Raspberry cream pie

 

Ingredients:

For the Pie Crust:

  • 1 ¼ cups all-purpose flour
  • ½ teaspoon salt
  • ½ cup unsalted butter, cold and cut into cubes
  • 2-4 tablespoons ice water

For the Filling:

  • 3 cups fresh raspberries (you can also use frozen raspberries, thawed and drained)
  • 1 cup granulated sugar
  • ¼ cup cornstarch
  • Pinch of salt
  • 1 cup heavy cream
  • 4 ounces cream cheese, softened
  • 1 teaspoon vanilla extract
  • 1 tablespoon powdered sugar (optional, for garnish)
  • Fresh raspberries, for garnish (optional)
  • Whipped cream, for serving (optional)

Instructions:

Prepare the Pie Crust:

  1. In a large mixing bowl, combine the flour and salt. Add the cold cubed butter.
  2. Using a pastry cutter or your fingers, work the butter into the flour mixture until it resembles coarse crumbs.
  3. Gradually add the ice water, 1 tablespoon at a time, and mix until the dough comes together. Be careful not to overwork the dough.
  4. Shape the dough into a disk, wrap it in plastic wrap, and refrigerate for at least 30 minutes.

Roll out the Pie Crust:

  1. On a lightly floured surface, roll out the chilled dough into a circle large enough to fit into a 9-inch pie dish.
  2. Carefully transfer the dough to the pie dish, pressing it gently into the bottom and up the sides. Trim any excess dough and crimp the edges decoratively.
  3. Pierce the bottom of the crust with a fork to prevent air bubbles from forming during baking.
  4. Place the pie crust in the refrigerator while you prepare the filling.

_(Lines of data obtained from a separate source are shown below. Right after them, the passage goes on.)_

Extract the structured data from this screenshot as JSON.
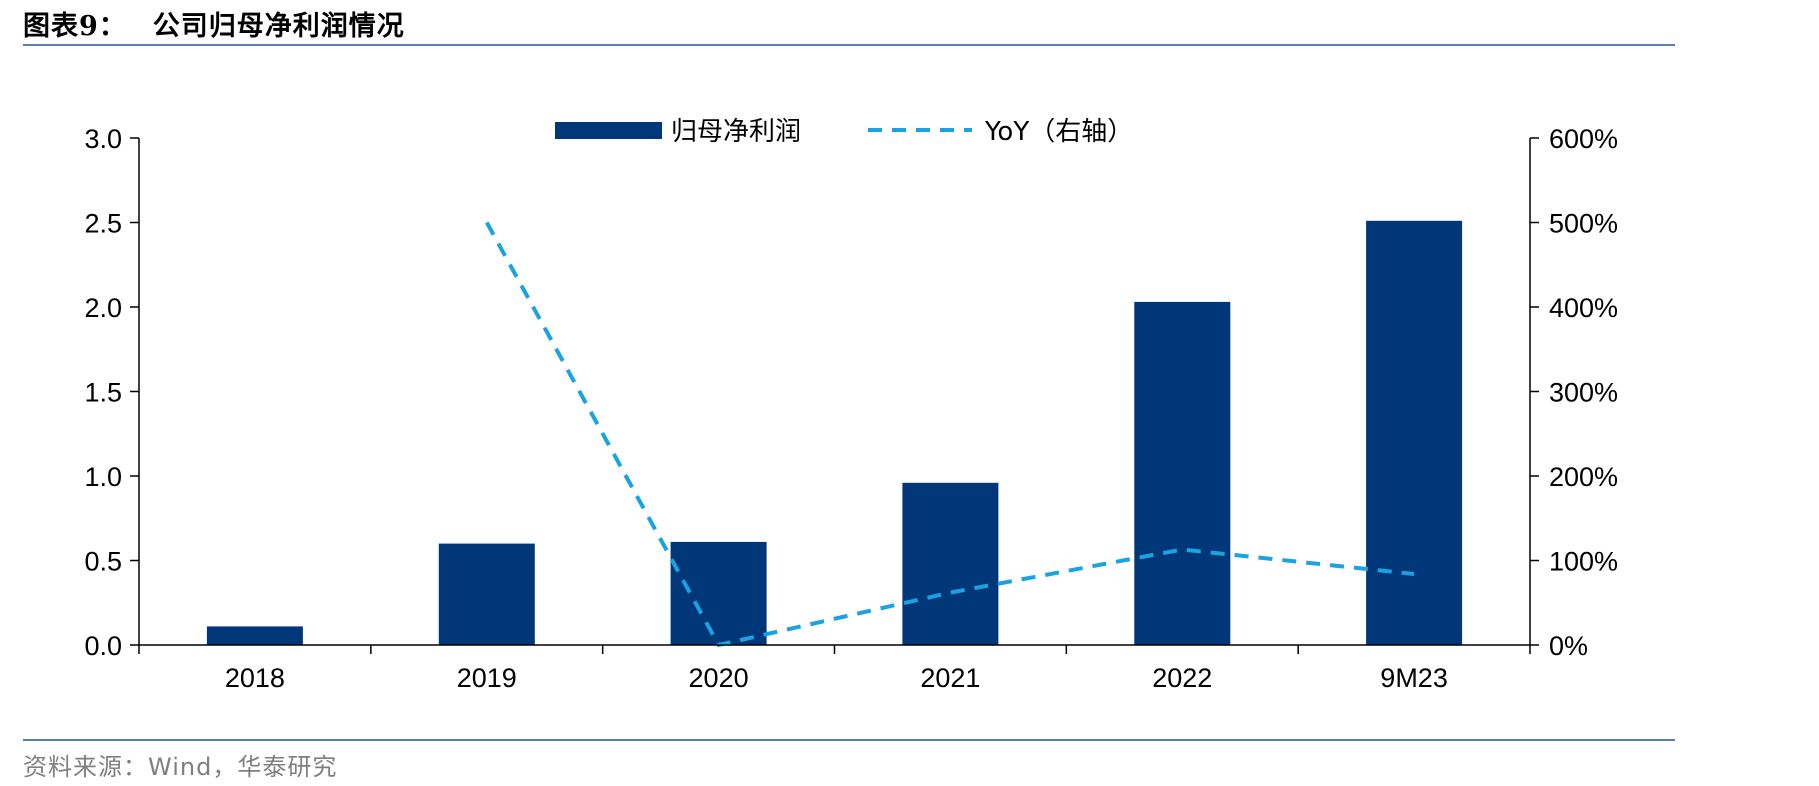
{
  "header": {
    "figure_label": "图表9：",
    "title": "公司归母净利润情况"
  },
  "footer": {
    "source": "资料来源：Wind，华泰研究"
  },
  "colors": {
    "bar": "#003778",
    "line": "#1aa3e0",
    "rule": "#5b7fb4",
    "source_text": "#7f7f7f"
  },
  "chart_data": {
    "type": "bar+line",
    "categories": [
      "2018",
      "2019",
      "2020",
      "2021",
      "2022",
      "9M23"
    ],
    "series": [
      {
        "name": "归母净利润",
        "type": "bar",
        "axis": "left",
        "values": [
          0.11,
          0.6,
          0.61,
          0.96,
          2.03,
          2.51
        ]
      },
      {
        "name": "YoY（右轴）",
        "type": "line",
        "style": "dashed",
        "axis": "right",
        "values": [
          null,
          5.0,
          0.0,
          0.62,
          1.13,
          0.84
        ]
      }
    ],
    "ylim_left": [
      0,
      3.0
    ],
    "yticks_left": [
      "0.0",
      "0.5",
      "1.0",
      "1.5",
      "2.0",
      "2.5",
      "3.0"
    ],
    "ylim_right": [
      0,
      6.0
    ],
    "yticks_right": [
      "0%",
      "100%",
      "200%",
      "300%",
      "400%",
      "500%",
      "600%"
    ],
    "legend_position": "top-center",
    "grid": false
  }
}
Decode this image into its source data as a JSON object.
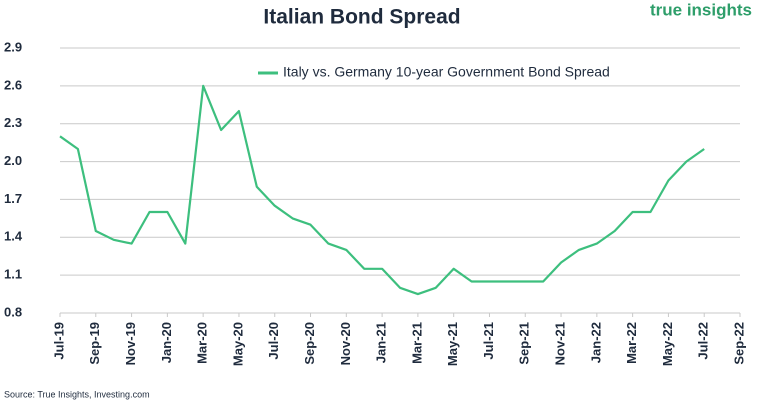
{
  "chart_data": {
    "type": "line",
    "title": "Italian Bond Spread",
    "logo": "true insights",
    "source": "Source: True Insights, Investing.com",
    "legend_position": "top",
    "grid": true,
    "x": [
      "2019-07",
      "2019-08",
      "2019-09",
      "2019-10",
      "2019-11",
      "2019-12",
      "2020-01",
      "2020-02",
      "2020-03",
      "2020-04",
      "2020-05",
      "2020-06",
      "2020-07",
      "2020-08",
      "2020-09",
      "2020-10",
      "2020-11",
      "2020-12",
      "2021-01",
      "2021-02",
      "2021-03",
      "2021-04",
      "2021-05",
      "2021-06",
      "2021-07",
      "2021-08",
      "2021-09",
      "2021-10",
      "2021-11",
      "2021-12",
      "2022-01",
      "2022-02",
      "2022-03",
      "2022-04",
      "2022-05",
      "2022-06",
      "2022-07"
    ],
    "series": [
      {
        "name": "Italy vs. Germany 10-year Government Bond Spread",
        "color": "#3dbf7e",
        "values": [
          2.2,
          2.1,
          1.45,
          1.38,
          1.35,
          1.6,
          1.6,
          1.35,
          2.6,
          2.25,
          2.4,
          1.8,
          1.65,
          1.55,
          1.5,
          1.35,
          1.3,
          1.15,
          1.15,
          1.0,
          0.95,
          1.0,
          1.15,
          1.05,
          1.05,
          1.05,
          1.05,
          1.05,
          1.2,
          1.3,
          1.35,
          1.45,
          1.6,
          1.6,
          1.85,
          2.0,
          2.1
        ]
      }
    ],
    "xlim": [
      "2019-07",
      "2022-09"
    ],
    "xticks": [
      {
        "value": "2019-07",
        "label": "Jul-19"
      },
      {
        "value": "2019-09",
        "label": "Sep-19"
      },
      {
        "value": "2019-11",
        "label": "Nov-19"
      },
      {
        "value": "2020-01",
        "label": "Jan-20"
      },
      {
        "value": "2020-03",
        "label": "Mar-20"
      },
      {
        "value": "2020-05",
        "label": "May-20"
      },
      {
        "value": "2020-07",
        "label": "Jul-20"
      },
      {
        "value": "2020-09",
        "label": "Sep-20"
      },
      {
        "value": "2020-11",
        "label": "Nov-20"
      },
      {
        "value": "2021-01",
        "label": "Jan-21"
      },
      {
        "value": "2021-03",
        "label": "Mar-21"
      },
      {
        "value": "2021-05",
        "label": "May-21"
      },
      {
        "value": "2021-07",
        "label": "Jul-21"
      },
      {
        "value": "2021-09",
        "label": "Sep-21"
      },
      {
        "value": "2021-11",
        "label": "Nov-21"
      },
      {
        "value": "2022-01",
        "label": "Jan-22"
      },
      {
        "value": "2022-03",
        "label": "Mar-22"
      },
      {
        "value": "2022-05",
        "label": "May-22"
      },
      {
        "value": "2022-07",
        "label": "Jul-22"
      },
      {
        "value": "2022-09",
        "label": "Sep-22"
      }
    ],
    "ylim": [
      0.8,
      2.9
    ],
    "yticks": [
      0.8,
      1.1,
      1.4,
      1.7,
      {
        "value": 2,
        "label": "2.0"
      },
      2.3,
      2.6,
      2.9
    ]
  }
}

Make the Raspberry Filling:

  1. In a medium saucepan, combine 2 cups of raspberries, granulated sugar, cornstarch, and a pinch of salt.
  2. Cook over medium heat, stirring constantly, until the mixture comes to a boil and thickens, about 5-7 minutes.
  3. Remove the raspberry mixture from the heat and let it cool slightly.

Prepare the Cream Filling:

  1. In a separate mixing bowl, beat the heavy cream until stiff peaks form.
  2. In another bowl, beat the softened cream cheese until smooth. Add the vanilla extract and mix until combined.
  3. Gently fold the whipped cream into the cream cheese mixture until smooth and creamy.

Assemble the Pie:

  1. Spread the cream filling evenly into the chilled pie crust.
  2. Spoon the cooled raspberry filling over the cream layer, spreading it out evenly.
  3. Arrange the remaining 1 cup of fresh raspberries on top of the raspberry filling.
  4. Optionally, dust the top with powdered sugar for garnish.

Chill and Serve:

  1. Place the raspberry cream pie in the refrigerator to chill for at least 2 hours, or until set.
  2. Before serving, garnish with fresh raspberries and whipped cream if desired.
  3. Slice and serve chilled. Enjoy!
  4. This raspberry cream pie is a delightful dessert, perfect for any occasion. The combination of creamy filling and tangy raspberries is sure to be a hit!